Tuesday, August 23, 2011

MOSFET, MOS-FET, or MOS FET


It's an acronym that stands for Metal Oxide Semiconductor Field Effect Transistor. Why some people break that into two words or feel compelled to add a hyphen I don't know.  This kind of  transistor is used to amplify or switch signal paths. The idea dates back to 1925 as first suggested by Julius Edgar Lilienfeld. He was a Jewish physicist from Ukraine who came to America, not fleeing Germany as was so often the case, but to defend his patents in the 1920s.

The first relevant patent I found was actually filed in Canada in 1925. It's called "Method and apparatus for controlling electric currents"  It's reciprocated in the US in 1926 as patent #1745175 and you can see it here. It's opening paragraph explains it's instant relevance. (It's lack of commas vexes me but I quote it verbatim below)
"The invention relates to a method of and apparatus for controlling the flow of an electric current between two terminals of an electrically conducting solid by establishing a third potential between said terminals; and is particularly adaptable to the amplification of oscillating currents such as prevail, for example, in radio communications."
Before the MOSFET we had to use vacuum tubes. The problem with Lilienfeld, is that he didn't publish those oh-so-important scholarly research papers or articles about his works. So on an industrial level he was basically unknown. He was so unknown that in 1934 it was invented and patented again by Dr. Oskar Heil, a  German physicist. In 1938 William Shockley invented it again and Bell Labs publicized the hell out of it and so he won a noble prize. The key difference is that Shockley did know about Lilienfeld. He even re-created  operational versions from Lilienfeld's patents. Mysteriously Bell-labs managed to avoid referencing Lilienfeld in their own research papers.
One thing that Bell labs did invent was the word "transistor." There's a good paper-trail on this claim. It's a compound word combining "transconductance" or "transfer", and "varistor". John R. Pierce claims he thought of it, but he didn't make that claim until a year after Bell labs used it in print. He did work with  transistors at Bell labs so it may or may not have been him personally. The Bell Telephone Laboratories Technical Memorandum of May 28, 1948 writes it all out as follows:
"The device logically belongs in the varistor family, and has the transconductance or transfer impedance of a device having gain, so that this combination is descriptive."
There are two main types of MOSFETs: nMOSFET and pMOSFETs. (sometimes written as nMOS and pMOS) These both induce a conducting channel between the two contacts we call the source and the drain. It's the channel between them that makes the difference. Currents are negative flowing out of the drain in a pMOSFET and positive flowing out of the drain in a pMOSFET. The "n" and "p" stand for negative and positive if you hadn't guessed. These can also be distinguished as either a Enhancement type or Depletion type. The Depletion Type requires the gate-source voltage (VGS) to switch the device off.  The Enhancement Type is the opposite, it requires the gate-source voltage, (VGS) to switch the device on.

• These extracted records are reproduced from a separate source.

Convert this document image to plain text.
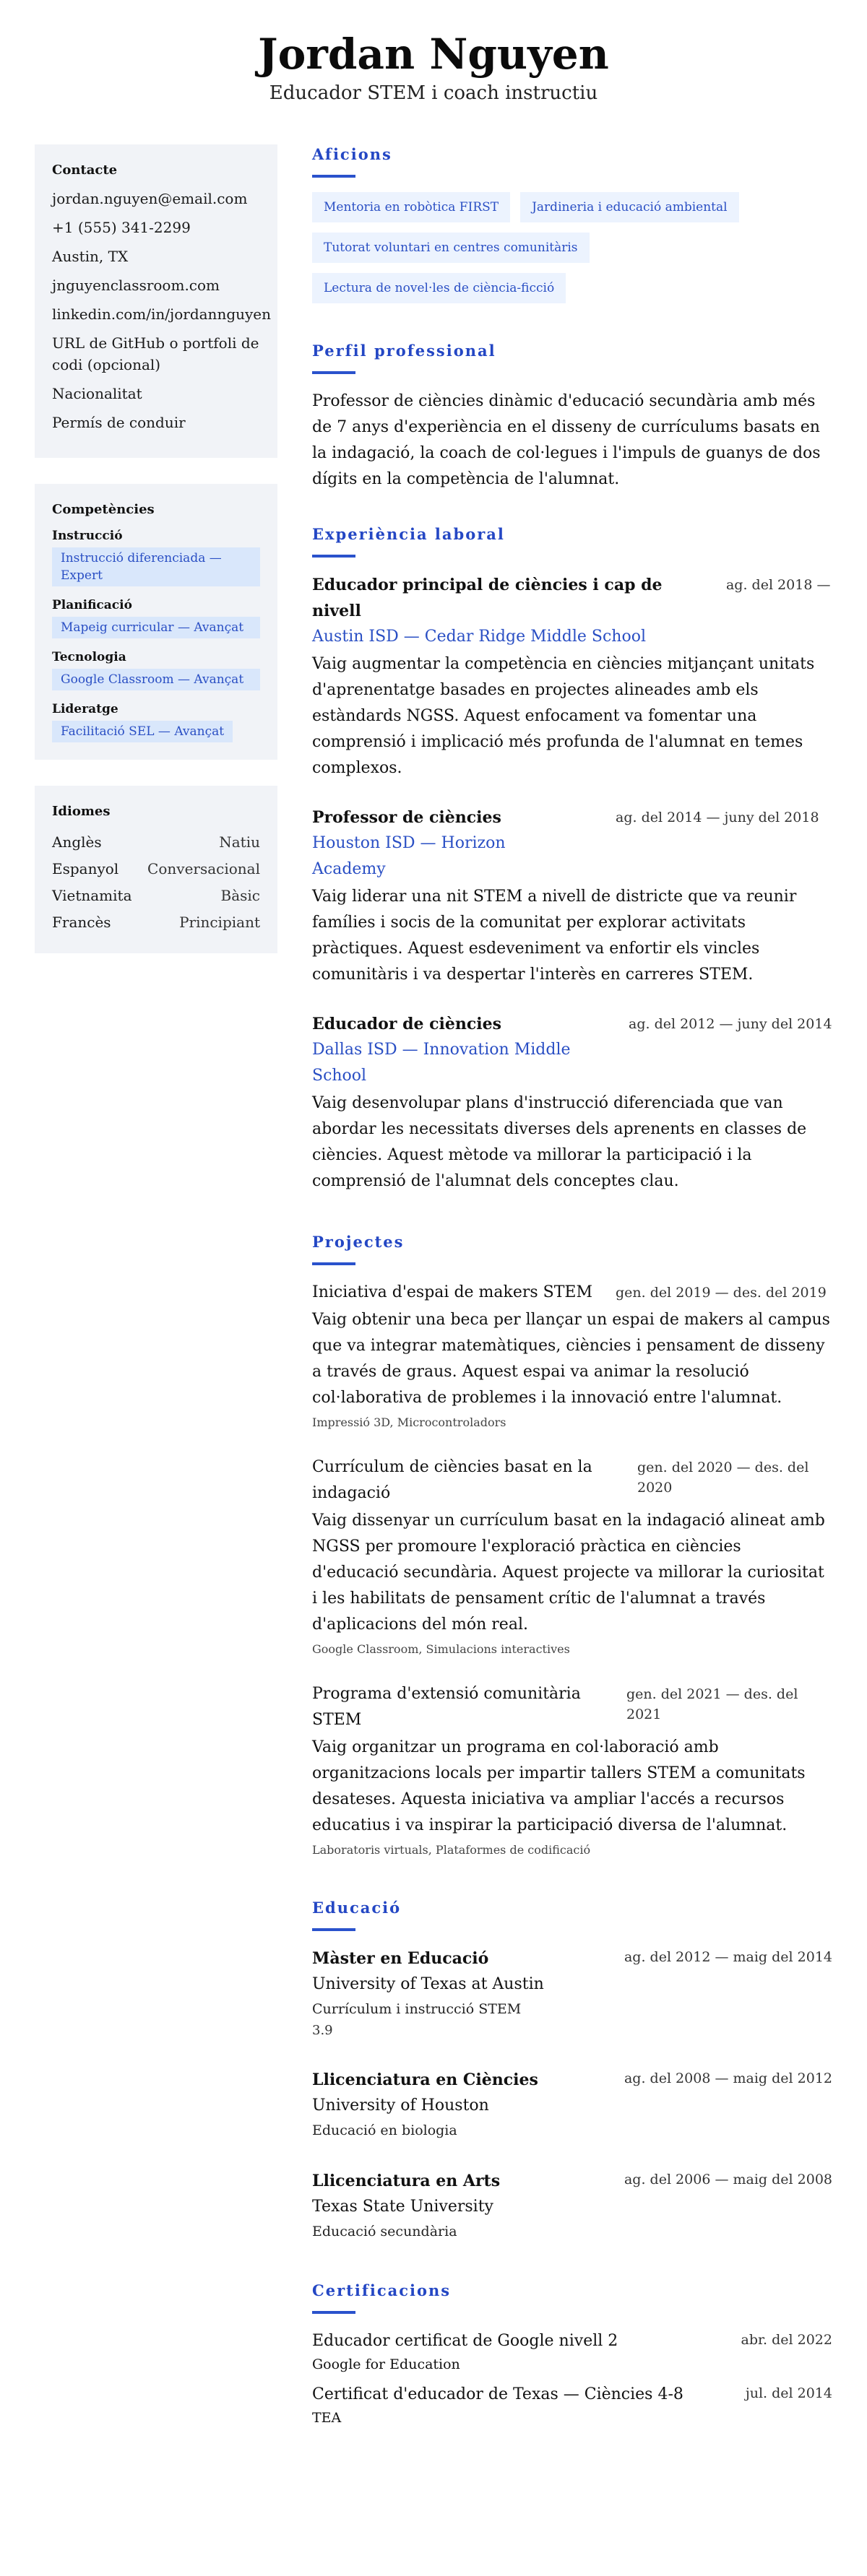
Jordan Nguyen
Educador STEM i coach instructiu
Contacte
jordan.nguyen@email.com
+1 (555) 341-2299
Austin, TX
jnguyenclassroom.com
linkedin.com/in/jordannguyen
URL de GitHub o portfoli de codi (opcional)
Nacionalitat
Permís de conduir
Competències
Instrucció
Instrucció diferenciada — Expert
Planificació
Mapeig curricular — Avançat
Tecnologia
Google Classroom — Avançat
Lideratge
Facilitació SEL — Avançat
Idiomes
Anglès	Natiu
Espanyol Conversacional
Vietnamita	Bàsic
Francès	Principiant
Aficions
Mentoria en robòtica FIRST	Jardineria i educació ambiental
Tutorat voluntari en centres comunitàris
Lectura de novel·les de ciència-ficció
Perfil professional

Professor de ciències dinàmic d'educació secundària amb més de 7 anys d'experiència en el disseny de currículums basats en la indagació, la coach de col·legues i l'impuls de guanys de dos dígits en la competència de l'alumnat.

Experiència laboral
Educador principal de ciències i cap de nivell
Austin ISD — Cedar Ridge Middle School
ag. del 2018 —

Vaig augmentar la competència en ciències mitjançant unitats d'aprenentatge basades en projectes alineades amb els estàndards NGSS. Aquest enfocament va fomentar una comprensió i implicació més profunda de l'alumnat en temes complexos.

Professor de ciències
Houston ISD — Horizon Academy
ag. del 2014 — juny del 2018

Vaig liderar una nit STEM a nivell de districte que va reunir famílies i socis de la comunitat per explorar activitats pràctiques. Aquest esdeveniment va enfortir els vincles comunitàris i va despertar l'interès en carreres STEM.

Educador de ciències
Dallas ISD — Innovation Middle School
ag. del 2012 — juny del 2014

Vaig desenvolupar plans d'instrucció diferenciada que van abordar les necessitats diverses dels aprenents en classes de ciències. Aquest mètode va millorar la participació i la comprensió de l'alumnat dels conceptes clau.

Projectes
Iniciativa d'espai de makers STEM	gen. del 2019 — des. del 2019

Vaig obtenir una beca per llançar un espai de makers al campus que va integrar matemàtiques, ciències i pensament de disseny a través de graus. Aquest espai va animar la resolució col·laborativa de problemes i la innovació entre l'alumnat.

Impressió 3D, Microcontroladors
Currículum de ciències basat en la indagació
gen. del 2020 — des. del 2020

Vaig dissenyar un currículum basat en la indagació alineat amb NGSS per promoure l'exploració pràctica en ciències d'educació secundària. Aquest projecte va millorar la curiositat i les habilitats de pensament crític de l'alumnat a través d'aplicacions del món real.

Google Classroom, Simulacions interactives
Programa d'extensió comunitària STEM
gen. del 2021 — des. del 2021

Vaig organitzar un programa en col·laboració amb organitzacions locals per impartir tallers STEM a comunitats desateses. Aquesta iniciativa va ampliar l'accés a recursos educatius i va inspirar la participació diversa de l'alumnat.

Laboratoris virtuals, Plataformes de codificació
Educació
Màster en Educació
University of Texas at Austin
Currículum i instrucció STEM
3.9
ag. del 2012 — maig del 2014
Llicenciatura en Ciències
University of Houston
Educació en biologia
ag. del 2008 — maig del 2012
Llicenciatura en Arts
Texas State University
Educació secundària
ag. del 2006 — maig del 2008
Certificacions
Educador certificat de Google nivell 2	abr. del 2022
Google for Education
Certificat d'educador de Texas — Ciències 4-8	jul. del 2014
TEA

Anyway back to Julius Edgar Lilienfeld. Even though he didn't benefit much from the MOSFET, he got some validation in the 1930s. When Brattain, Bardeen, and Robert Gibney tried to get patents on their first MOSFET and MOSFET-derived ideas, many of their claims were rejected due to the pre-existing Lilienfeld patents. Not that the fight is ever over. Even in 2004 international rectifier and IXYS were fighting over nuances and broadness in their own MOSFET patents that all inescapably reference Lilienfeld. More here. Lilienfeld's legacy  lives on today in an eponymous prize awarded by The American Physical Society. More here.